Wilt u gaan wandelen in de Franse Alpen, bereid u dan goed voor. Wie bij gemarkeerde (balisé) bergpaden denkt aan mooie paaltjesroutes, zal zich in de bergen onaangenaam verrast voelen. Blokken, puin en sneeuwvelden maken de aanleg van een echt pad op veel plaatsen onmogelijk. Rode verfstrepen en hoopjes gestapelde stenen (steenmannetjes) moeten hier de weg wijzen. Verdwalen is gemakkelijker dan men denkt, vooral bij mist.

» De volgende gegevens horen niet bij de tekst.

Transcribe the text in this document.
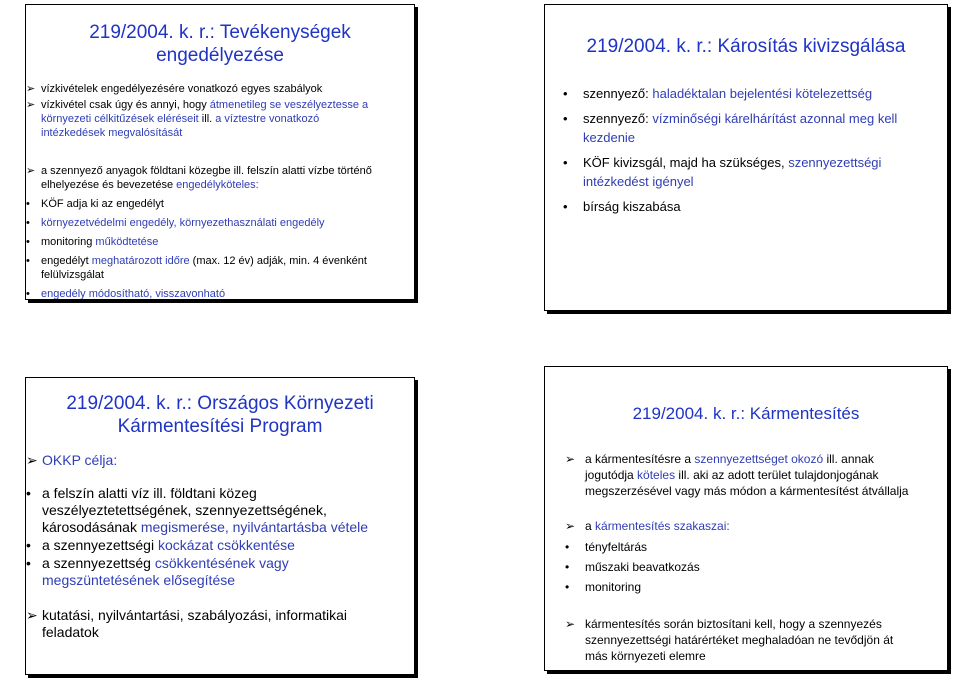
219/2004. k. r.: Tevékenységek
engedélyezése
➢ vízkivételek engedélyezésére vonatkozó egyes szabályok
➢ vízkivétel csak úgy és annyi, hogy átmenetileg se veszélyeztesse a
környezeti célkitűzések eléréseit ill. a víztestre vonatkozó
intézkedések megvalósítását
➢ a szennyező anyagok földtani közegbe ill. felszín alatti vízbe történő
elhelyezése és bevezetése engedélyköteles:
• KÖF adja ki az engedélyt
• környezetvédelmi engedély, környezethasználati engedély
• monitoring működtetése
• engedélyt meghatározott időre (max. 12 év) adják, min. 4 évenként
felülvizsgálat
• engedély módosítható, visszavonható
219/2004. k. r.: Károsítás kivizsgálása
• szennyező: haladéktalan bejelentési kötelezettség
• szennyező: vízminőségi kárelhárítást azonnal meg kell
kezdenie
• KÖF kivizsgál, majd ha szükséges, szennyezettségi
intézkedést igényel
• bírság kiszabása
219/2004. k. r.: Országos Környezeti
Kármentesítési Program
➢ OKKP célja:
• a felszín alatti víz ill. földtani közeg
veszélyeztetettségének, szennyezettségének,
károsodásának megismerése, nyilvántartásba vétele
• a szennyezettségi kockázat csökkentése
• a szennyezettség csökkentésének vagy
megszüntetésének elősegítése
➢ kutatási, nyilvántartási, szabályozási, informatikai
feladatok
219/2004. k. r.: Kármentesítés
➢ a kármentesítésre a szennyezettséget okozó ill. annak
jogutódja köteles ill. aki az adott terület tulajdonjogának
megszerzésével vagy más módon a kármentesítést átvállalja
➢ a kármentesítés szakaszai:
• tényfeltárás
• műszaki beavatkozás
• monitoring
➢ kármentesítés során biztosítani kell, hogy a szennyezés
szennyezettségi határértéket meghaladóan ne tevődjön át
más környezeti elemre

Voorbereiding voor het wandelen
Een eerste vereiste is een goede kaart van het gebied; in ieder geval 1:50.000. Een berglandschap zit vaak zeer ingewikkeld in elkaar. Alleen op 1:50.000-kaarten kunnen de kleine details gezien worden en bij sommige tochten is dat noodzakelijk. Bestudeer de kaart van tevoren goed en probeer u een voorstelling te maken van het landschap. Voor de tijdsplanning kan de kaart goede diensten bewijzen. Als vuistregel geldt: reken voor iedere 4 km in min of meer horizontaal terrein een uur. Voor iedere 300 m stijgen moet u ook een uur rekenen. Afdalen gaat nauwelijks sneller dan stijgen. De afstanden op de kaart blijken altijd korter te zijn dan die in het terrein. Hoe steiler de helling, hoe groter het verschil. Boven de 35 graden worden dat verschillen van betekenis. Let erop dat zelfs op een 1:50.000-kaart lang niet alle bochten van het bergpad ingetekend staan. Wandelgidsjes moeten ook met de nodige voorzichtigheid gehanteerd worden. De opgegeven uren zijn vaak aan de optimistische kant. Bovendien betreft het hier nettotijden, dus zonder rust-, schaft- en fotopauzes. Ook met moeilijkheidswaarderingen van wandelroutes is het oppassen geblazen. De bergen zijn iedere zomer weer anders; uitgevers kunnen hun gidsjes echter niet zo vaak laten bijwerken. Check de gegevens ter plaatse, bij het toeristenbureau, de huttenwaard of campingbaas. Stel hen ook op de hoogte van uw wandeldoel en neem een mobiele telefoon mee.